Materia medica is a Latin medical term for the body of collected knowledge about the therapeutic properties of any substance used for healing, what we would call a drug. The term was used from the period of the Roman Empire until the twentieth century, but has now been generally replaced in medical education contexts by pharmacology. In Latin the term literally means "medical matters". One of the most well-known early uses of the term was as the title of a work by the Greek pharmaco-botanist Dioscorides in the first century A.D., entitled de materia medica libri quinque (concerning medical matter in five volumes). This famous commentary covered about 600 plant drugs plus a number of therapeutically useful animal and mineral products.
For example, folk healers among European peasantry believed that some of the visible characteristics of plants provided clues to humans about the specific therapeutic value of each plant-- a concept known as the doctrine of signatures.
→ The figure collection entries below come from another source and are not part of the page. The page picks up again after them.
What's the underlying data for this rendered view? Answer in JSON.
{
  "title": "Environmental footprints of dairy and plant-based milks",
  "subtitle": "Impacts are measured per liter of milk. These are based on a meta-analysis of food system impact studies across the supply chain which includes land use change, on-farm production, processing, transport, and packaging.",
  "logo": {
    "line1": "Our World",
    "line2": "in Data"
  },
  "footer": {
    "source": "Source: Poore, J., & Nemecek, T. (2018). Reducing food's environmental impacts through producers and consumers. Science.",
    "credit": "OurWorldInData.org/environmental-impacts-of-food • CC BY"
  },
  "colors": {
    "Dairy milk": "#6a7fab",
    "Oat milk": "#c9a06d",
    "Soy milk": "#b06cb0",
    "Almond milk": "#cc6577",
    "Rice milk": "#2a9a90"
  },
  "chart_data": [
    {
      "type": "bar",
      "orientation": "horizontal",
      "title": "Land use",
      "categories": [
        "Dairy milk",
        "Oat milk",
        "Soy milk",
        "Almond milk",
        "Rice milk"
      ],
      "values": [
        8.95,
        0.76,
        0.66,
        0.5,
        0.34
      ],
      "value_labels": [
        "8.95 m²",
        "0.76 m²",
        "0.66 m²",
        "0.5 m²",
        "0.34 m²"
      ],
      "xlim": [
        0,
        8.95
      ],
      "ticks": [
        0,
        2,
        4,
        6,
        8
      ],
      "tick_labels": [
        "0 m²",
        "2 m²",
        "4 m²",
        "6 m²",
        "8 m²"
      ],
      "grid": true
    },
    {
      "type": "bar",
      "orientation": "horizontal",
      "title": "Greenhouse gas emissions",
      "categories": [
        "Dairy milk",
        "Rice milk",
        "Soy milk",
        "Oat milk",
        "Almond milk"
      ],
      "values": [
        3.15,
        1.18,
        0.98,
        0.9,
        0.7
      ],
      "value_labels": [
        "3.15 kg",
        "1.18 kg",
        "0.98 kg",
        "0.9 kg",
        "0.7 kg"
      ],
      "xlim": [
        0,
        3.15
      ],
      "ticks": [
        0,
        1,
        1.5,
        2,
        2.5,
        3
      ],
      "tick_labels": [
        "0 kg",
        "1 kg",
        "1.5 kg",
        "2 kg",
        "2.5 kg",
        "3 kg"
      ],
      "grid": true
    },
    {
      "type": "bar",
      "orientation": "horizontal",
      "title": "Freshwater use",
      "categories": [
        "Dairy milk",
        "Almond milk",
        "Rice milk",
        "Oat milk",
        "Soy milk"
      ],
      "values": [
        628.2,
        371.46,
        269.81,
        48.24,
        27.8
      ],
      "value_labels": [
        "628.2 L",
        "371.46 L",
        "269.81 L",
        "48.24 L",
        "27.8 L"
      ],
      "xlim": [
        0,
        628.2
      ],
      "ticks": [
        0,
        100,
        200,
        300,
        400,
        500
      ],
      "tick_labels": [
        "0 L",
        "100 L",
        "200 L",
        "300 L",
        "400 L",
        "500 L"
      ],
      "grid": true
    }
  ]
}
In the early twentieth century, the body of knowledge termed materia medica was transformed by the methods and knowledge of medicinal chemistry into the science of pharmacology.
The term materia medica is still used in homeopathy. Minute dosages of materia medica are used in its lower potency medicines, and in herbal therapy. Homeopathy still considers there to be an inverse relationship between the presence of physical substance and the strength or action of the remedy. The higher potencies are those which have been potentised beyond the last molecule and are believed to act and effect a cure on a metaphysical level.